Após um período de adaptação durante a pandemia, quando o leilão passou a ocorrer exclusivamente em formato virtual, a Coqueiral retomou o modelo presencial sem abrir mão da transmissão online, ampliando o alcance do evento. “Hoje, o leilão tem uma atuação praticamente mundial. Temos criadores acompanhando dos Estados Unidos e de outros países, podendo participar e adquirir animais”, destaca o criador Ricardo Kuhni.
Conhecimento e seleção genética
A programação começa pela manhã, com um dia de campo oficial da Associação Brasileira dos Criadores de Zebu (ABCZ), voltado à difusão de conhecimento sobre melhoramento genético e manejo. A proposta é integrar informação técnica com a prática de mercado, fortalecendo a cadeia produtiva.
Nesta edição, serão ofertados 45 animais entre reprodutores e matrizes, todos rigorosamente selecionados. O número segue a média histórica do evento, que costuma disponibilizar entre 40 e 50 exemplares considerados a “nata” do plantel. “Nosso rebanho produz cerca de 150 animais por ano, mas fazemos uma seleção criteriosa para ofertar apenas os melhores ao público”, explica Kuhni.
Os animais passam por avaliações genéticas e morfológicas, além de exames específicos, como testes andrológicos e de libido nos machos, garantindo segurança ao comprador.
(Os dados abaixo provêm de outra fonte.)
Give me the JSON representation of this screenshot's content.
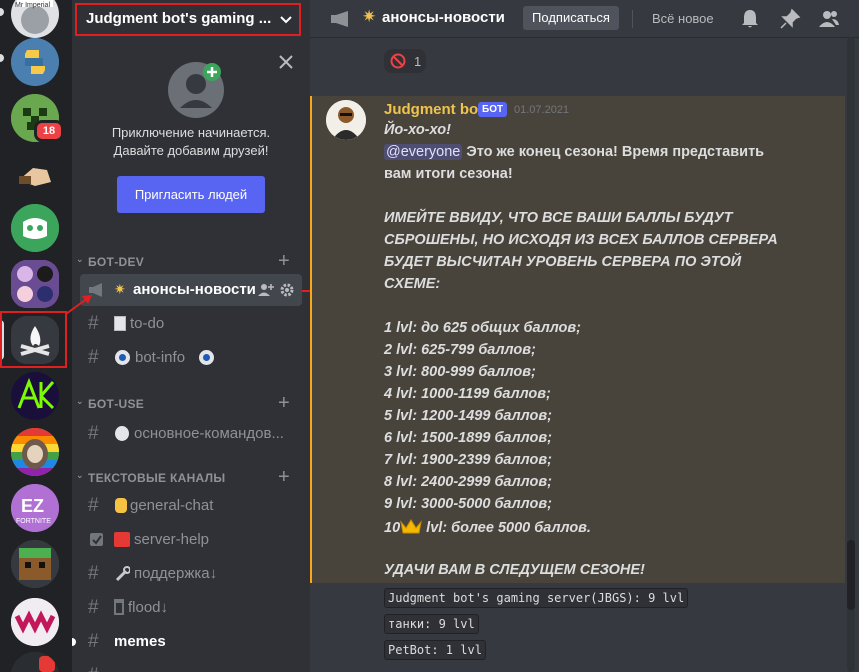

Segundo o criador, qualquer exemplar que não atenda aos padrões exigidos é automaticamente retirado da comercialização.
Rusticidade e adaptação ao Nordeste
Outro diferencial do plantel é a criação a pasto, característica que confere maior rusticidade e capacidade de adaptação às condições climáticas do Nordeste. Essa estratégia tem se mostrado decisiva para os criadores da região, marcada por ciclos de chuva e seca.
A escolha pela raça Nelore, predominante no leilão, reforça esse cenário. Conhecida pela eficiência na conversão alimentar e pela resistência às condições adversas, a raça tem ganhado espaço especialmente em áreas da Zona da Mata, onde a cana-de-açúcar vem perdendo competitividade devido às limitações de relevo e mecanização.
Momento favorável para investimentos
O momento também é considerado favorável do ponto de vista econômico. A valorização da arroba do boi e o aumento no preço dos bezerros têm estimulado investimentos em genética. “Quando o criador vê um bezerro sendo vendido por mais de R$ 3 mil, ele passa a entender a importância de investir em reprodutores melhoradores”, pontua Kuhni.
Com a retomada de frigoríficos com inspeção federal em Pernambuco e a ampliação das possibilidades de exportação, a cadeia da bovinocultura de corte volta a se fortalecer no estado, incentivando a busca por animais geneticamente superiores.